The arrests are linked to a 10-month investigation between federal law enforcement in the United States and Europol in Europe. Prosecutors allege the charges are responsible for tens of thousands of illegal sales in the United States, the United Kingdom, Australia, Bulgaria, France, Germany, Italy, the Netherlands and Switzerland.
The Justice Department said investigators seized more than $ 31.6 million in cash and virtual currency and 45 firearms.

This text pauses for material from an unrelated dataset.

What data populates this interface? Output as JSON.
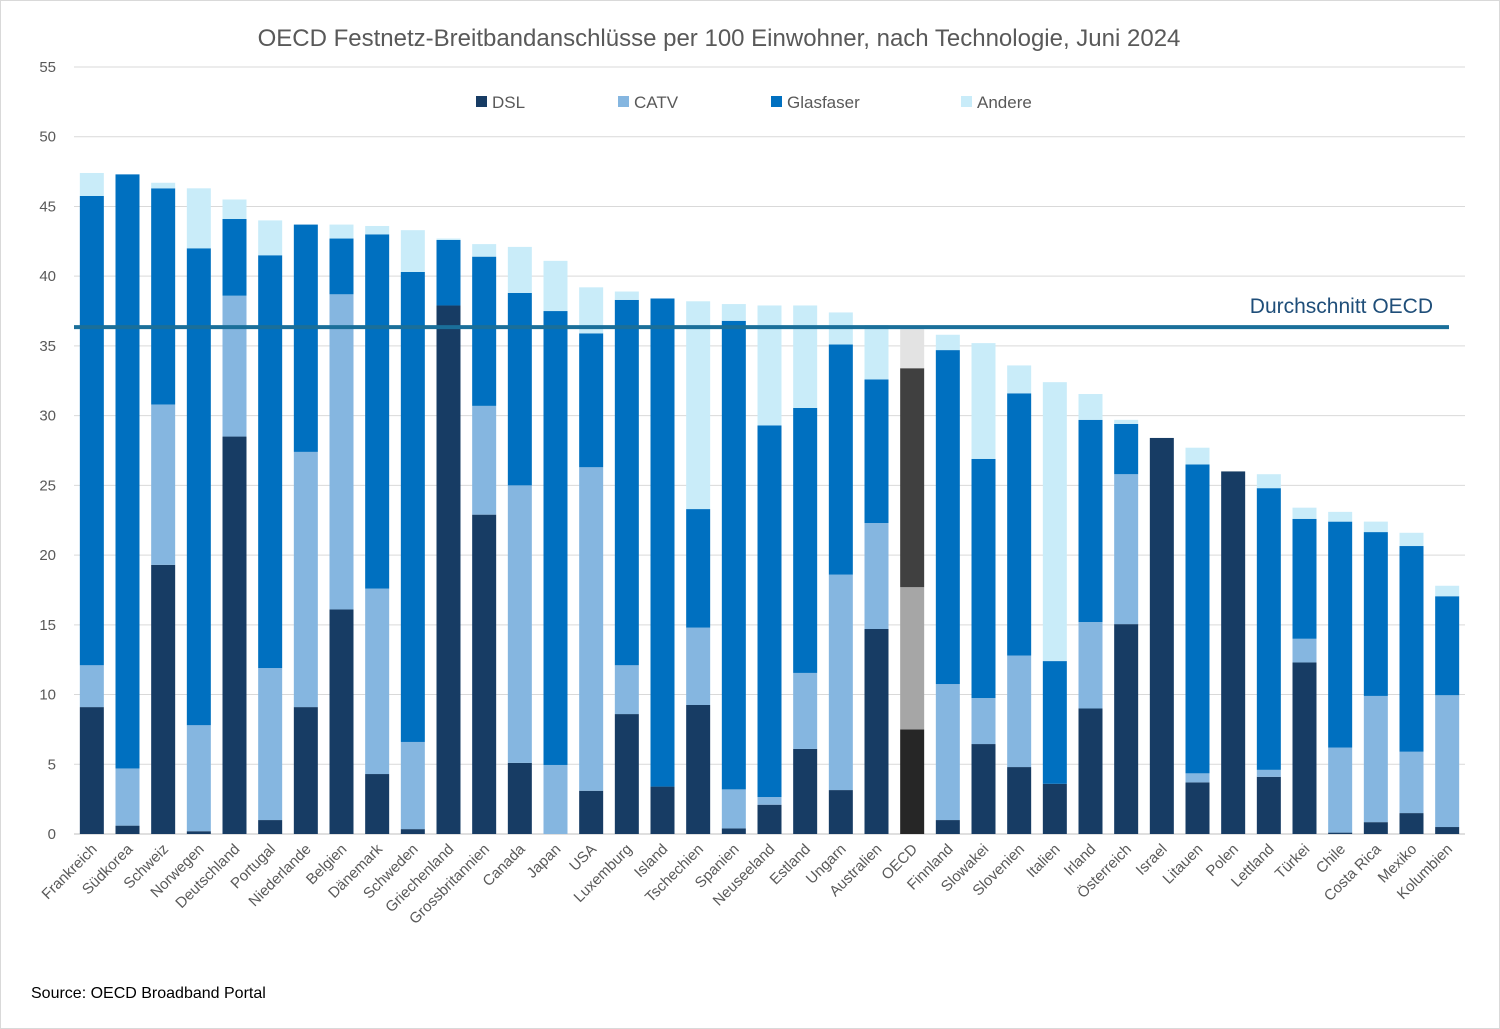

The darknet is a part of the Internet hosted in an encrypted network and accessible only through specialized tools that provide anonymity, including the Tor browser.
Investigators also recovered a host of illegal drugs, including counterfeit drugs and opioid pills, as well as more than 152 kilograms of amphetamine, 21 kilograms of cocaine and 32.5 kilograms of MDMA, according to prosecutors.
Among those arrested are 65 people in the United States, 47 in Germany, 24 people in the United Kingdom, four in Italy, four in the Netherlands, three in France, two in Switzerland and one in Bulgaria.
Deputy Attorney General Lisa Monaco said investigators discovered darknet vendors were operating fake labs in their homes to create fake pills – designed to look like prescription pain relievers – containing fentanyl, methamphetamine and others illegal drugs.
The operation was specifically designed to target “distributors of licit drugs who use the darknet to traffic these illicit drugs and items like pill presses, which are fueling the current opioid crisis plaguing our communities.” , Monaco said.
The Justice Department said its investigation is ongoing and investigators are still working to identify other people behind darknet accounts.
While the Justice Department has conducted similar investigations in the past, investigators were particularly concerned when they began to see an increase in opioid sales on the darknet during the pandemic.
“Since the start of the COVID-19 pandemic, more people have turned to the darknet than ever to buy drugs,” Monaco said.
“Before I close, I want to address those who stay on the darknet, those who sell illegal drugs and think they are safe behind layers of digital anonymity. My message to you is simple: there is no dark internet. We can and we will shed light, ”said Monaco.